You may have noticed that the formula for the drop in pitch,

$$2\phantom{\rule{0.167em}{0ex}}\frac{c}{{c}^{2}-{v}_{b}^{2}}({v}_{b}+{v}_{p})\phantom{\rule{0.167em}{0ex}}{f}_{0}$$includes a term in which we’re doing a subtraction of values, ${c}^{2}$ and ${v}_{b}^{2}$, that are orders of magnitude apart. It could be approximated by

$$2\phantom{\rule{0.167em}{0ex}}\frac{{v}_{b}+{v}_{p}}{c}\phantom{\rule{0.167em}{0ex}}{f}_{0}$$with very little error. Using our values, the approximate pitch drop is 35.20 Hz, which is certainly close enough to result using the exact formula.

I should mention that after I derived the equations above, I pulled out my father’s old copy (2nd edition, 1955) of Sears and Zemansky’s *University Physics*. It confirmed my equations and also included this nice sketch showing how the wavelengths expand and contract on different sides of the moving sound source. They’re using $u$ for the speed of sound and ${v}_{S}$ and ${v}_{L}$ for the speeds of the speaker and listener.
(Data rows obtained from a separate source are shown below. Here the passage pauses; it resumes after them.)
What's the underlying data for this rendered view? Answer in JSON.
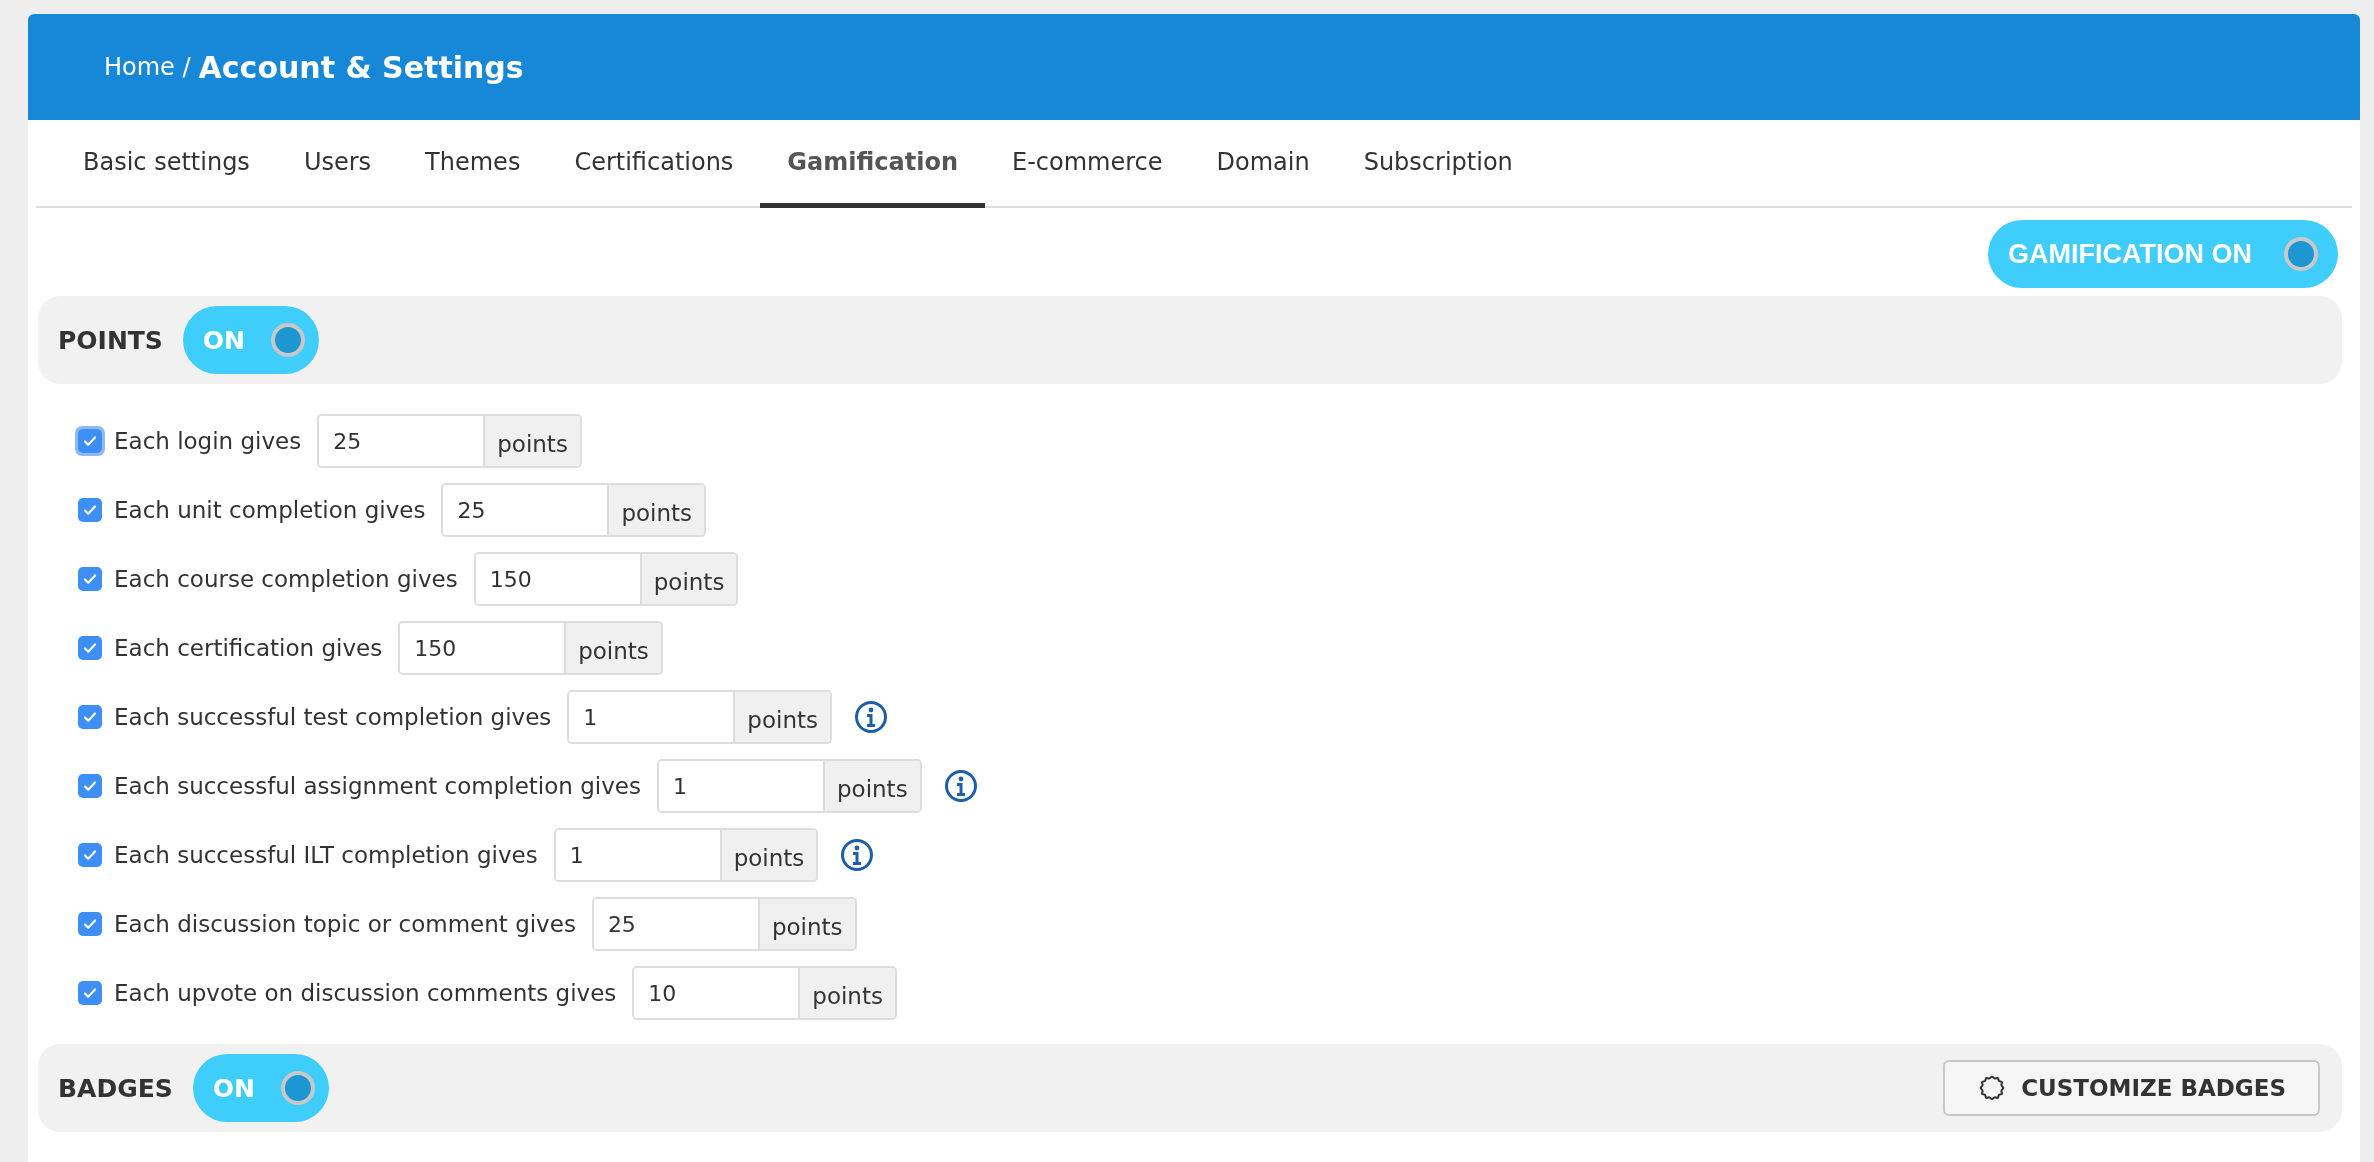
{
  "header": {
    "breadcrumb_home": "Home /",
    "title": "Account & Settings"
  },
  "tabs": [
    {
      "label": "Basic settings",
      "selected": false
    },
    {
      "label": "Users",
      "selected": false
    },
    {
      "label": "Themes",
      "selected": false
    },
    {
      "label": "Certifications",
      "selected": false
    },
    {
      "label": "Gamification",
      "selected": true
    },
    {
      "label": "E-commerce",
      "selected": false
    },
    {
      "label": "Domain",
      "selected": false
    },
    {
      "label": "Subscription",
      "selected": false
    }
  ],
  "master_toggle": {
    "label": "GAMIFICATION ON",
    "on": true
  },
  "points": {
    "title": "POINTS",
    "toggle": {
      "label": "ON",
      "on": true
    },
    "rules": [
      {
        "label": "Each login gives",
        "value": "25",
        "unit": "points",
        "checked": true,
        "focused": true,
        "info": false
      },
      {
        "label": "Each unit completion gives",
        "value": "25",
        "unit": "points",
        "checked": true,
        "focused": false,
        "info": false
      },
      {
        "label": "Each course completion gives",
        "value": "150",
        "unit": "points",
        "checked": true,
        "focused": false,
        "info": false
      },
      {
        "label": "Each certification gives",
        "value": "150",
        "unit": "points",
        "checked": true,
        "focused": false,
        "info": false
      },
      {
        "label": "Each successful test completion gives",
        "value": "1",
        "unit": "points",
        "checked": true,
        "focused": false,
        "info": true
      },
      {
        "label": "Each successful assignment completion gives",
        "value": "1",
        "unit": "points",
        "checked": true,
        "focused": false,
        "info": true
      },
      {
        "label": "Each successful ILT completion gives",
        "value": "1",
        "unit": "points",
        "checked": true,
        "focused": false,
        "info": true
      },
      {
        "label": "Each discussion topic or comment gives",
        "value": "25",
        "unit": "points",
        "checked": true,
        "focused": false,
        "info": false
      },
      {
        "label": "Each upvote on discussion comments gives",
        "value": "10",
        "unit": "points",
        "checked": true,
        "focused": false,
        "info": false
      }
    ]
  },
  "badges": {
    "title": "BADGES",
    "toggle": {
      "label": "ON",
      "on": true
    },
    "button": "CUSTOMIZE BADGES"
  }
}
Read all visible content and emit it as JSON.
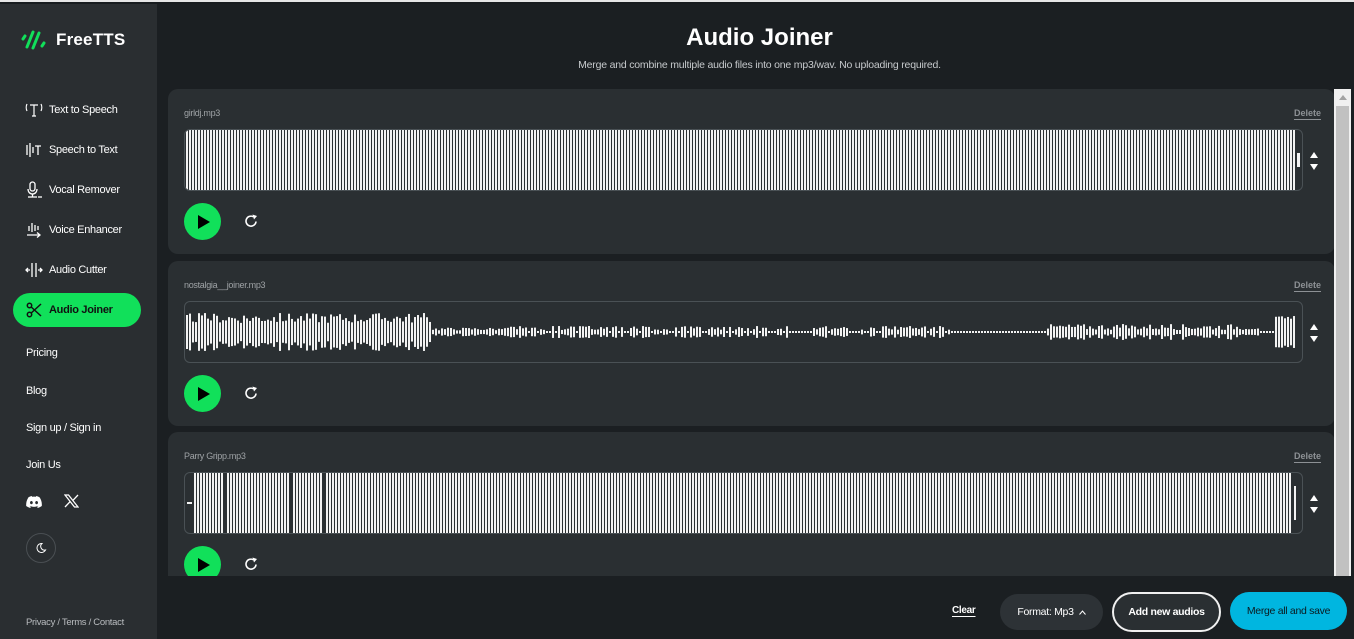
{
  "brand": {
    "name": "FreeTTS",
    "accent": "#11e05a"
  },
  "sidebar": {
    "tools": [
      {
        "label": "Text to Speech",
        "icon": "text-to-speech-icon",
        "active": false
      },
      {
        "label": "Speech to Text",
        "icon": "speech-to-text-icon",
        "active": false
      },
      {
        "label": "Vocal Remover",
        "icon": "microphone-icon",
        "active": false
      },
      {
        "label": "Voice Enhancer",
        "icon": "voice-enhancer-icon",
        "active": false
      },
      {
        "label": "Audio Cutter",
        "icon": "audio-cutter-icon",
        "active": false
      },
      {
        "label": "Audio Joiner",
        "icon": "scissors-icon",
        "active": true
      }
    ],
    "links": [
      {
        "label": "Pricing"
      },
      {
        "label": "Blog"
      },
      {
        "label": "Sign up / Sign in"
      },
      {
        "label": "Join Us"
      }
    ],
    "social": [
      "discord-icon",
      "x-icon"
    ],
    "theme_toggle_icon": "moon-icon",
    "footer": "Privacy / Terms / Contact"
  },
  "header": {
    "title": "Audio Joiner",
    "subtitle": "Merge and combine multiple audio files into one mp3/wav. No uploading required."
  },
  "tracks": [
    {
      "filename": "girldj.mp3",
      "delete_label": "Delete",
      "waveform": "dense"
    },
    {
      "filename": "nostalgia__joiner.mp3",
      "delete_label": "Delete",
      "waveform": "varied"
    },
    {
      "filename": "Parry Gripp.mp3",
      "delete_label": "Delete",
      "waveform": "dense-gaps"
    }
  ],
  "bottom_bar": {
    "clear_label": "Clear",
    "format_label": "Format: Mp3",
    "add_label": "Add new audios",
    "merge_label": "Merge all and save",
    "merge_color": "#00b6e0"
  }
}
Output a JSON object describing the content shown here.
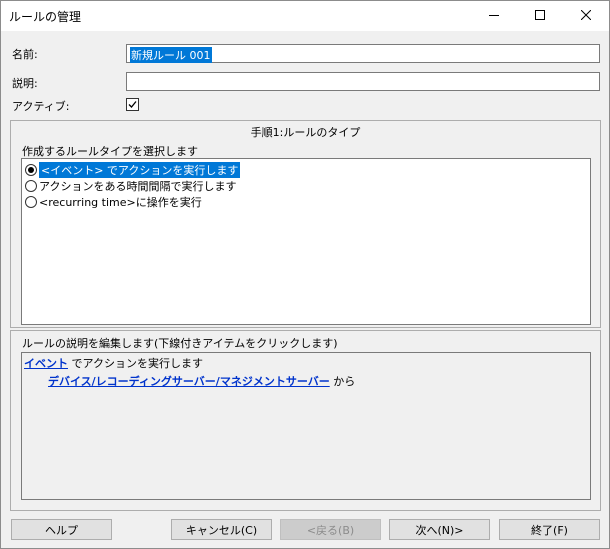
{
  "window": {
    "title": "ルールの管理"
  },
  "form": {
    "name_label": "名前:",
    "name_value": "新規ルール 001",
    "desc_label": "説明:",
    "active_label": "アクティブ:",
    "active_checked": true
  },
  "step": {
    "title": "手順1:ルールのタイプ",
    "prompt": "作成するルールタイプを選択します",
    "options": [
      {
        "label": "<イベント> でアクションを実行します",
        "selected": true
      },
      {
        "label": "アクションをある時間間隔で実行します",
        "selected": false
      },
      {
        "label": "<recurring time>に操作を実行",
        "selected": false
      }
    ]
  },
  "description": {
    "caption": "ルールの説明を編集します(下線付きアイテムをクリックします)",
    "line1_link": "イベント",
    "line1_text": " でアクションを実行します",
    "line2_link": "デバイス/レコーディングサーバー/マネジメントサーバー",
    "line2_text": " から"
  },
  "buttons": {
    "help": "ヘルプ",
    "cancel": "キャンセル(C)",
    "back": "<戻る(B)",
    "next": "次へ(N)>",
    "finish": "終了(F)"
  }
}
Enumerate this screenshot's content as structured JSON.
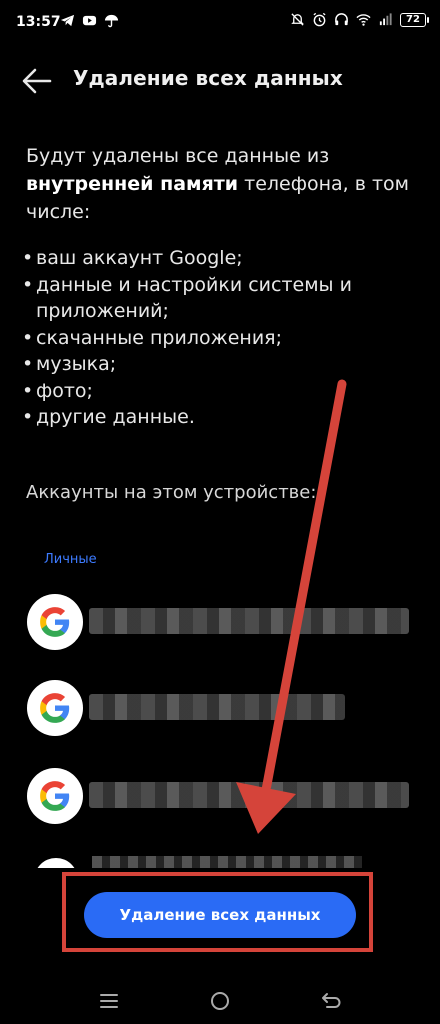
{
  "status_bar": {
    "time": "13:57",
    "battery": "72",
    "left_icons": [
      "telegram-icon",
      "youtube-icon",
      "umbrella-icon"
    ],
    "right_icons": [
      "mute-icon",
      "alarm-icon",
      "headphones-icon",
      "wifi-icon",
      "signal-icon"
    ]
  },
  "header": {
    "title": "Удаление всех данных"
  },
  "description": {
    "line_prefix": "Будут удалены все данные из ",
    "bold": "внутренней памяти",
    "line_suffix": " телефона, в том числе:"
  },
  "bullets": [
    "ваш аккаунт Google;",
    "данные и настройки системы и приложений;",
    "скачанные приложения;",
    "музыка;",
    "фото;",
    "другие данные."
  ],
  "accounts": {
    "header": "Аккаунты на этом устройстве:",
    "section_label": "Личные"
  },
  "actions": {
    "delete_label": "Удаление всех данных"
  },
  "colors": {
    "accent": "#2a6bf5",
    "highlight": "#d5443a",
    "section": "#3d7bff"
  }
}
Each non-concentric circle represents one cycle.

*University Physics* is one of those books that has achieved so much fame and been through so many editions that its original authors are present only through absorption into the title. *Marks’ Standard Handbook for Mechanical Engineers* and *Roark’s Formulas for Stress and Strain* are other examples that come to mind.